What we would all love to find -- the inexpensive magic bullet to our economic troubles -- the truth is it almost surely doesn't exist.


Meanwhile, across the op-ed page, David Brooks has completely lost touch with reality. (Okay, Brooks' mental breakdown may have happened some while back, & his recent vacation didn't help matters.) He invents a preposterous scenario, or what he calls an "alternate history," in which the President & the Congress take Brooks' advice. They forget about the stimulus & healthcare reform & pass some kind of Republicanny energy bill instead. Oh, and everything works out for the best & the nation hums happily along.

The Constant Weader comments:

Add this to your alternate history, please, for a touch of verisimilitude:

U.S. unemployment at 16 percent, same as Ireland's. Real wages plummet for Americans who do have jobs.

Small businesses go under at record rates.

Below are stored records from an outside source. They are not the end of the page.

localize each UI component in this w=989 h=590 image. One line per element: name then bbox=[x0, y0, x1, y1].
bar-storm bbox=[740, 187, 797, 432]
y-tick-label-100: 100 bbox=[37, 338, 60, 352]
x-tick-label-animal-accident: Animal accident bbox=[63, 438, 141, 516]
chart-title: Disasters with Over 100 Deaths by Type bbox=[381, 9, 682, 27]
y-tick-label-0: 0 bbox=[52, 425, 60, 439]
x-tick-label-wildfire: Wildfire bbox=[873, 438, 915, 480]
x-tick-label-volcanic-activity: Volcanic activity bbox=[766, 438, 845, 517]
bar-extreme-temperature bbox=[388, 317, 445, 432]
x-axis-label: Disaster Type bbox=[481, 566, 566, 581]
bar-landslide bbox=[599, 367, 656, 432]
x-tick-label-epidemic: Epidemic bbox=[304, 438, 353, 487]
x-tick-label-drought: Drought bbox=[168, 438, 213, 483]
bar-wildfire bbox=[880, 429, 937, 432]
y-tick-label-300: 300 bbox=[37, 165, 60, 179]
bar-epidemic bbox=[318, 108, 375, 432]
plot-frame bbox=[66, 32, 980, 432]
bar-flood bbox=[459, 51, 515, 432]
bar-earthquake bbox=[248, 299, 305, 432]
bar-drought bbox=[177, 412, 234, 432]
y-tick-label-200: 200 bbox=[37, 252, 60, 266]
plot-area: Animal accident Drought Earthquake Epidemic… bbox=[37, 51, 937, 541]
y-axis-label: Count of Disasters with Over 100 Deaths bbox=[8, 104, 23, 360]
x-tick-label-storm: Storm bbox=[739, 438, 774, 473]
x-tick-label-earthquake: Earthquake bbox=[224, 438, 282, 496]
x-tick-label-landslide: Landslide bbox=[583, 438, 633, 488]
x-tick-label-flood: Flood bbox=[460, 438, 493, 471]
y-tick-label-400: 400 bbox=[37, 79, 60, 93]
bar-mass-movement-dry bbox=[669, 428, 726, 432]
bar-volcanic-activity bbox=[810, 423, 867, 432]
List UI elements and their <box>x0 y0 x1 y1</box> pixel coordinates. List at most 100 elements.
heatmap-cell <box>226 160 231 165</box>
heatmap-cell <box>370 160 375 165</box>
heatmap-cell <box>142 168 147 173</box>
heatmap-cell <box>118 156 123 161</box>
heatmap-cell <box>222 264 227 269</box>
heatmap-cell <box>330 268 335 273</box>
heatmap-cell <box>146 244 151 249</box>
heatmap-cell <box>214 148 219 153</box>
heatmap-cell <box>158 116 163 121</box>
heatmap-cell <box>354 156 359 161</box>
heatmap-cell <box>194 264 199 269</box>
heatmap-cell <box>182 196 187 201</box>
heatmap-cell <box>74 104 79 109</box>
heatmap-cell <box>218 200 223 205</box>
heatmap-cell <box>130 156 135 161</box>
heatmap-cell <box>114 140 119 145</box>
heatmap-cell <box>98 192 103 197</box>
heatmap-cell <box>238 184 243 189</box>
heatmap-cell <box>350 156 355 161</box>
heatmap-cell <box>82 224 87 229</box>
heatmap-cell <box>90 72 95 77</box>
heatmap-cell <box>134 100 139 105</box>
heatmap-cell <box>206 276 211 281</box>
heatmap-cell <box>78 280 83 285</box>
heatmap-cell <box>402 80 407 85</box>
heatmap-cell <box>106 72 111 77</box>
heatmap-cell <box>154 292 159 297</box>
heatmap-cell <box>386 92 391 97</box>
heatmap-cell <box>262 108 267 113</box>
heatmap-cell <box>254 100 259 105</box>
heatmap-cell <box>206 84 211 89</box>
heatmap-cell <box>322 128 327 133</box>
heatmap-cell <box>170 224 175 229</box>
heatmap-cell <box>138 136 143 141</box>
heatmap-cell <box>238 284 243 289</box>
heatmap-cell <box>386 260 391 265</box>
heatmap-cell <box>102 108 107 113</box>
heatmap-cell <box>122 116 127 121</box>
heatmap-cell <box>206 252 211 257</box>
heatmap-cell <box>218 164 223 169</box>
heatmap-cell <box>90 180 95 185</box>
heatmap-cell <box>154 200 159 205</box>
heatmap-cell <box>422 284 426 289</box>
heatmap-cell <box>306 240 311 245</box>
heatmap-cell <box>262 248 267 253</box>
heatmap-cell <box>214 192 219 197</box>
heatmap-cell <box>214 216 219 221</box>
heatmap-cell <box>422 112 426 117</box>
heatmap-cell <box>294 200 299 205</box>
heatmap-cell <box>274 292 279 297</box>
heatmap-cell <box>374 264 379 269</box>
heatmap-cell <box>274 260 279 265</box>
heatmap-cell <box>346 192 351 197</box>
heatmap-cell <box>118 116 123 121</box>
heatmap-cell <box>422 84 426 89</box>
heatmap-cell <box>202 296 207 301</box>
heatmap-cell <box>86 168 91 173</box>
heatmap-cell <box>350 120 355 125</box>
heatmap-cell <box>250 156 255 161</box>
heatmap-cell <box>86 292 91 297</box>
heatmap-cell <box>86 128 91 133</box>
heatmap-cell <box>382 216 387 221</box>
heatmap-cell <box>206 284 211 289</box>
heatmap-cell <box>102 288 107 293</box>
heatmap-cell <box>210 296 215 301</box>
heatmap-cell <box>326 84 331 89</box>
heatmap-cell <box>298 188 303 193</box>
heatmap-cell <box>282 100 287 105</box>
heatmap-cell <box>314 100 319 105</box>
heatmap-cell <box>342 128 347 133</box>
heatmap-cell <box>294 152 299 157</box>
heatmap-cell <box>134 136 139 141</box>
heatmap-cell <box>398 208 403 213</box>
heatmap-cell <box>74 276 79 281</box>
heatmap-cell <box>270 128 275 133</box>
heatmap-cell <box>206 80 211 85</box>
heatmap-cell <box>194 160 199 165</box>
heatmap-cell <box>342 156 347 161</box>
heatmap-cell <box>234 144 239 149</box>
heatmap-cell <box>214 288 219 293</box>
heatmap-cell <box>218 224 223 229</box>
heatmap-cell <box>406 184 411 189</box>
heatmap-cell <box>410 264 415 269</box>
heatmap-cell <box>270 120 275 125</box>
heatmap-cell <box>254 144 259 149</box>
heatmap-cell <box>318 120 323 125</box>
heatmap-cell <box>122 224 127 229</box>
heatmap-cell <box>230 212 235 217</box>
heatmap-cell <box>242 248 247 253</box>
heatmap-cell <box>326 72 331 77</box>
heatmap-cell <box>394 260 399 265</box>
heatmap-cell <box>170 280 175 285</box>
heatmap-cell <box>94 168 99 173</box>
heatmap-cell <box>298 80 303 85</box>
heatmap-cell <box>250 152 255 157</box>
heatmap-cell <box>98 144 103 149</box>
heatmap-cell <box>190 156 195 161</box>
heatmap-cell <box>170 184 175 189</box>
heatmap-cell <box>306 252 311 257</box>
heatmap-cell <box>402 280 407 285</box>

Start-ups, practically nil.

Healthcare costs skyrocket; emergency rooms crammed; uninsured, unemployed Americans dying in droves.

No Glenn Beck tent revival because the Washington Mall is already filled with a tent city & a stench is rising from the Potomac.

Republican Senators block the energy bill.

I ought to have added:

Teachers, other public workers are laid off in droves.

Local property taxes rise sharply; delinquencies double; sheriffs conduct record number of home auctions.

California is the first state to declare bankruptcy, thirteen other states are expected to follow soon.

Bridge over the (Pick-a) River collapses, dozens feared dead; engineers say bridge was in terrible disrepair. Chunks of concrete from I-4 off-ramp fall on car, occupants killed. Et-cetera.

Finally,

The super-rich build higher fences around their homes & spend more time on their bigger & better yachts -- hey, they can afford it.


* Update: they cut only my comment on Krugman, which was the substantive one.